For a relationship to be toxic, not only does it require toxic behavior from one partner but also “a willingness to stay perhaps predicated on the false hope of potential partner change” from the other partner.
In other words, you stick around in hopes that your person will quit whatever behavior is making things tough. Here's the thing, though: When you're in a toxic relationship, your judgement is often clouded and you're putting your faith in change that will never come.
"People need to realize that just because they can find some positive aspects of the relationship, doesn't mean they should stay in it."
1. You Feel Drained.
If your relationship feels like it’s literally sucking the energy out of you, that’s a primo sign of toxic. It might even manifest physically, like if you’re tired all the time, she says.
Toxic relationships can actually make our bodies unhealthy—it’s vital to pay attention to these signs and to how our bodies are reacting.
2. You’re Always Making Excuses For Their Bad Behavior.
If you’re always trying to rationalize your partner’s actions—whether it’s their emotional unavailability, lack of empathy, habit of being obnoxious to your friends, or lack of support—that’s a problem.
Everyone has stressful weeks and things they need to work on, but if your partner isn’t listening to your concerns or trying to improve, you may want to at least consider a split.
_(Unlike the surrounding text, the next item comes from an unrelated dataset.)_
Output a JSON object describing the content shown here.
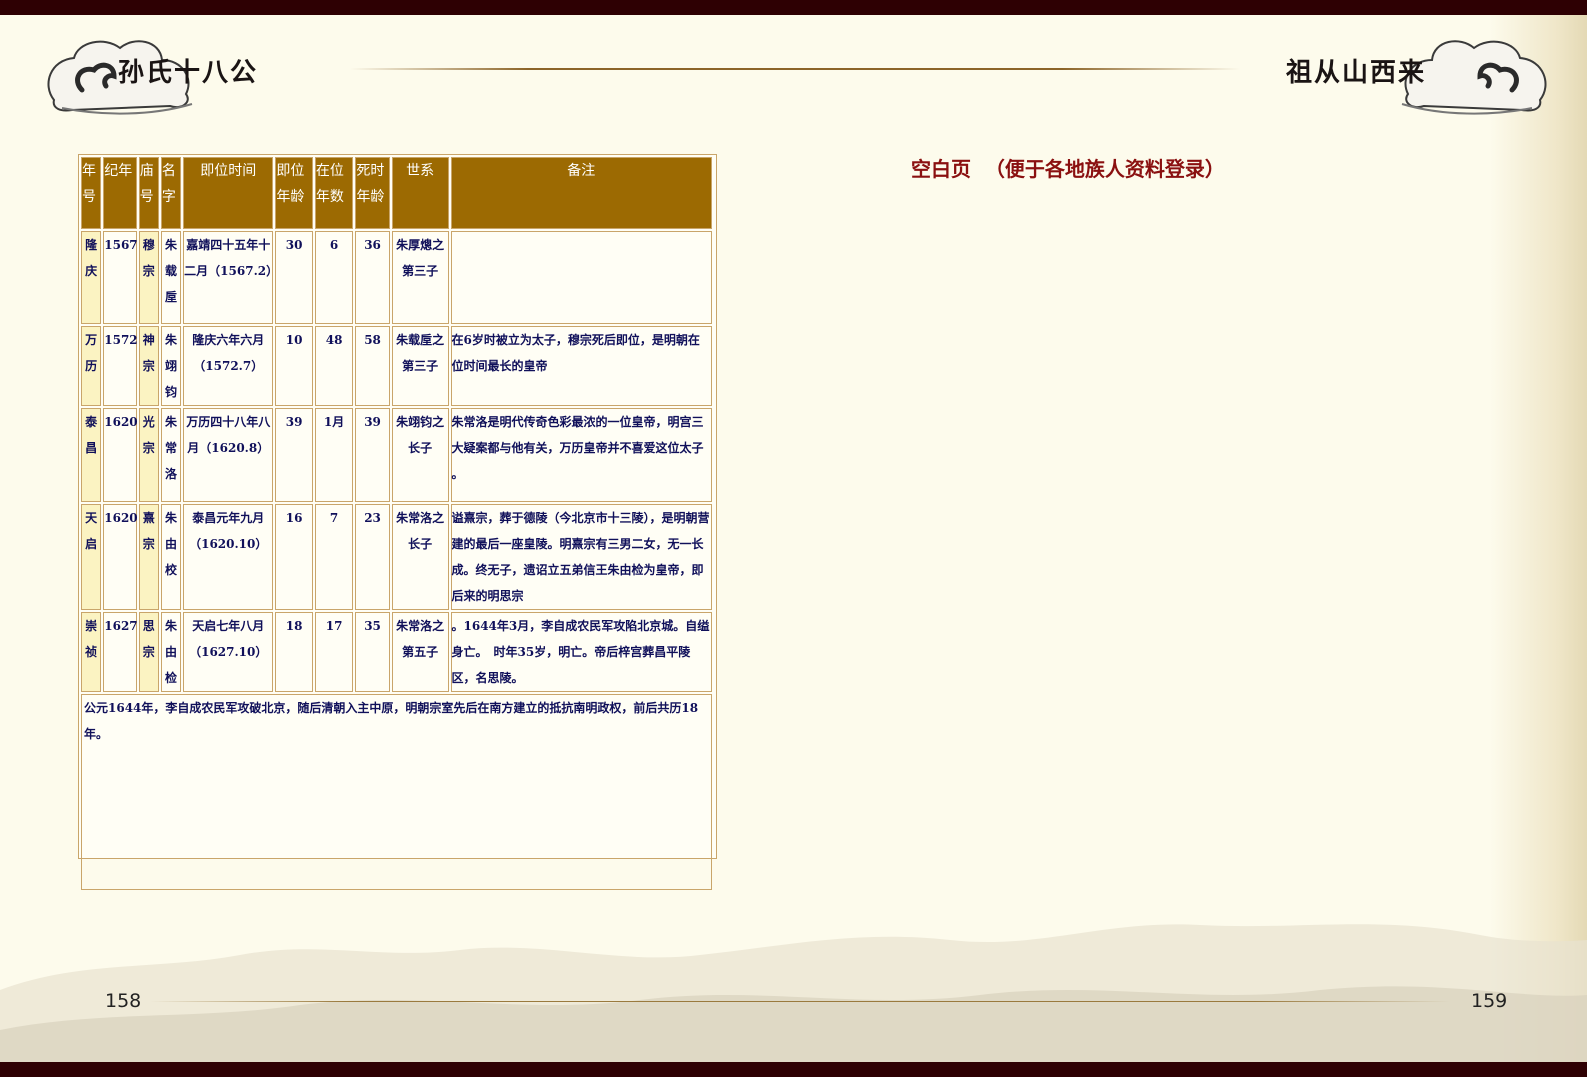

It's extremely difficult to work through issues if your significant other isn't willing to acknowledge their part.
3. You Often Feel Worse When You’re With Them.
When you're in a healthy relationship, you want to be with your person. No, not all the time —but often often. In a toxic relationship, it's the opposite.
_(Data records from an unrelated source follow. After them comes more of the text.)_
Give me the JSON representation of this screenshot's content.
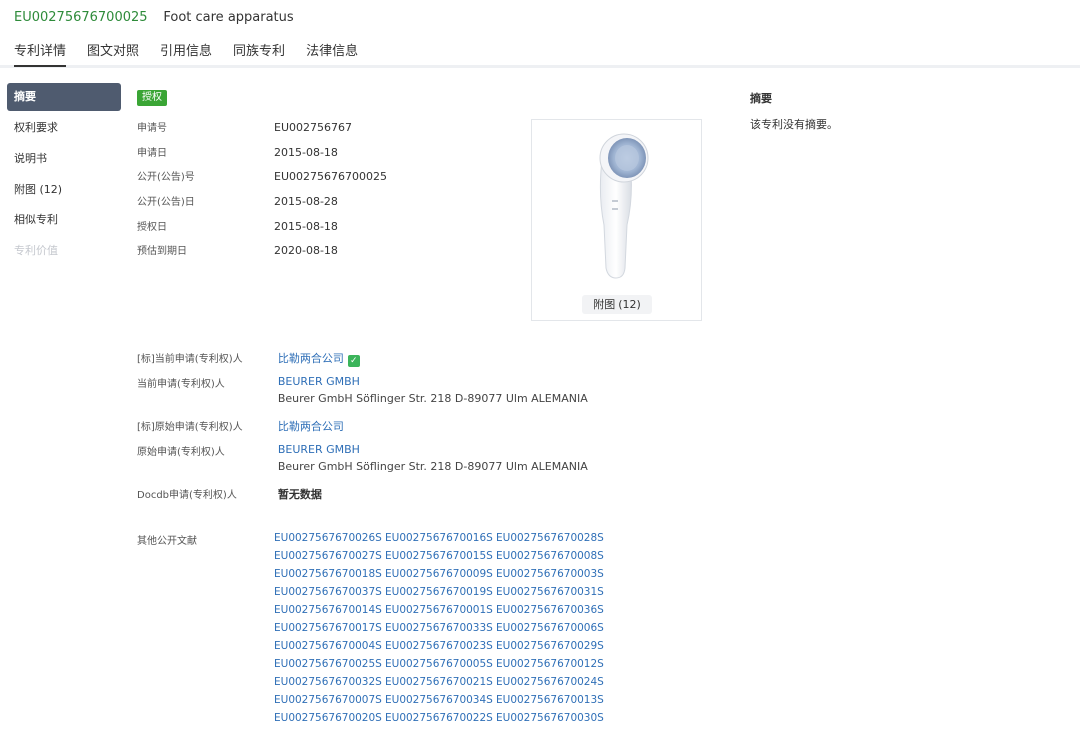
{
  "header": {
    "pub_no": "EU00275676700025",
    "title": "Foot care apparatus",
    "tabs": [
      "专利详情",
      "图文对照",
      "引用信息",
      "同族专利",
      "法律信息"
    ]
  },
  "nav": [
    "摘要",
    "权利要求",
    "说明书",
    "附图 (12)",
    "相似专利",
    "专利价值"
  ],
  "status_badge": "授权",
  "info": [
    {
      "label": "申请号",
      "value": "EU002756767"
    },
    {
      "label": "申请日",
      "value": "2015-08-18"
    },
    {
      "label": "公开(公告)号",
      "value": "EU00275676700025"
    },
    {
      "label": "公开(公告)日",
      "value": "2015-08-28"
    },
    {
      "label": "授权日",
      "value": "2015-08-18"
    },
    {
      "label": "预估到期日",
      "value": "2020-08-18"
    }
  ],
  "figure": {
    "button_label": "附图",
    "count": "(12)"
  },
  "applicants": {
    "current_std_label": "[标]当前申请(专利权)人",
    "current_std_value": "比勒两合公司",
    "current_label": "当前申请(专利权)人",
    "current_name": "BEURER GMBH",
    "current_addr": "Beurer GmbH Söflinger Str. 218 D-89077 Ulm ALEMANIA",
    "orig_std_label": "[标]原始申请(专利权)人",
    "orig_std_value": "比勒两合公司",
    "orig_label": "原始申请(专利权)人",
    "orig_name": "BEURER GMBH",
    "orig_addr": "Beurer GmbH Söflinger Str. 218 D-89077 Ulm ALEMANIA",
    "docdb_label": "Docdb申请(专利权)人",
    "docdb_value": "暂无数据"
  },
  "others": {
    "label": "其他公开文献",
    "docs": [
      "EU0027567670026S",
      "EU0027567670016S",
      "EU0027567670028S",
      "EU0027567670027S",
      "EU0027567670015S",
      "EU0027567670008S",
      "EU0027567670018S",
      "EU0027567670009S",
      "EU0027567670003S",
      "EU0027567670037S",
      "EU0027567670019S",
      "EU0027567670031S",
      "EU0027567670014S",
      "EU0027567670001S",
      "EU0027567670036S",
      "EU0027567670017S",
      "EU0027567670033S",
      "EU0027567670006S",
      "EU0027567670004S",
      "EU0027567670023S",
      "EU0027567670029S",
      "EU0027567670025S",
      "EU0027567670005S",
      "EU0027567670012S",
      "EU0027567670032S",
      "EU0027567670021S",
      "EU0027567670024S",
      "EU0027567670007S",
      "EU0027567670034S",
      "EU0027567670013S",
      "EU0027567670020S",
      "EU0027567670022S",
      "EU0027567670030S"
    ]
  },
  "abstract": {
    "title": "摘要",
    "text": "该专利没有摘要。"
  },
  "colors": {
    "accent_green": "#2e8b3a",
    "badge_green": "#3aa535",
    "link_blue": "#2f6fb7",
    "nav_active": "#4f5b6f"
  }
}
You think that you miss them and that you want to see them, but as soon as you see them, you feel down or insecure.
And maybe they’re doing something to make you feel insecure. They’re not giving you their full attention—perhaps they’re on their phone when they’re talking to you. Or they start off the conversation with a put-down.
Regardless though, you should not feel worse when you're around them. That's just wrong.
4. Your Partner Is Constantly Stonewalling You.
Having a fight doesn’t mean your relationship is toxic—but if your partner is always shutting down when you try to bring up what’s bothering you, that’s what you call stonewalling .
Stonewalling occurs when your partner stops listening to you and says they don’t want to talk about said issue, acts unresponsive, or even straight up walks away when you want to discuss something of importance.
Healthy couples are open to each other’s feedback. You should be invested in each other’s happiness and seeing what you can both do to communicate more effectively.
5. Borderline Abusive.
It’s a slippery slope between a toxic relationship and an outright abusive one. "If the person you’re dating is going out of their way to hurt your self-esteem, or going out of their way to put you down and make you feel trapped in the relationship," that could indicate you're in an abusive relationship.
If you hear comments that trap you into the relationship by making you believe wouldn't be happier not being in it (like: "Who else would date you besides me?" or "I'm the best you'll ever get, babe"), you're likely dealing with a toxic person.
The longer you stay in a toxic relationship, the harder it can be to remove yourself from it—and start a new, healthy relationship with a partner who deserves you. For your sake and theirs, don't wait to make moves.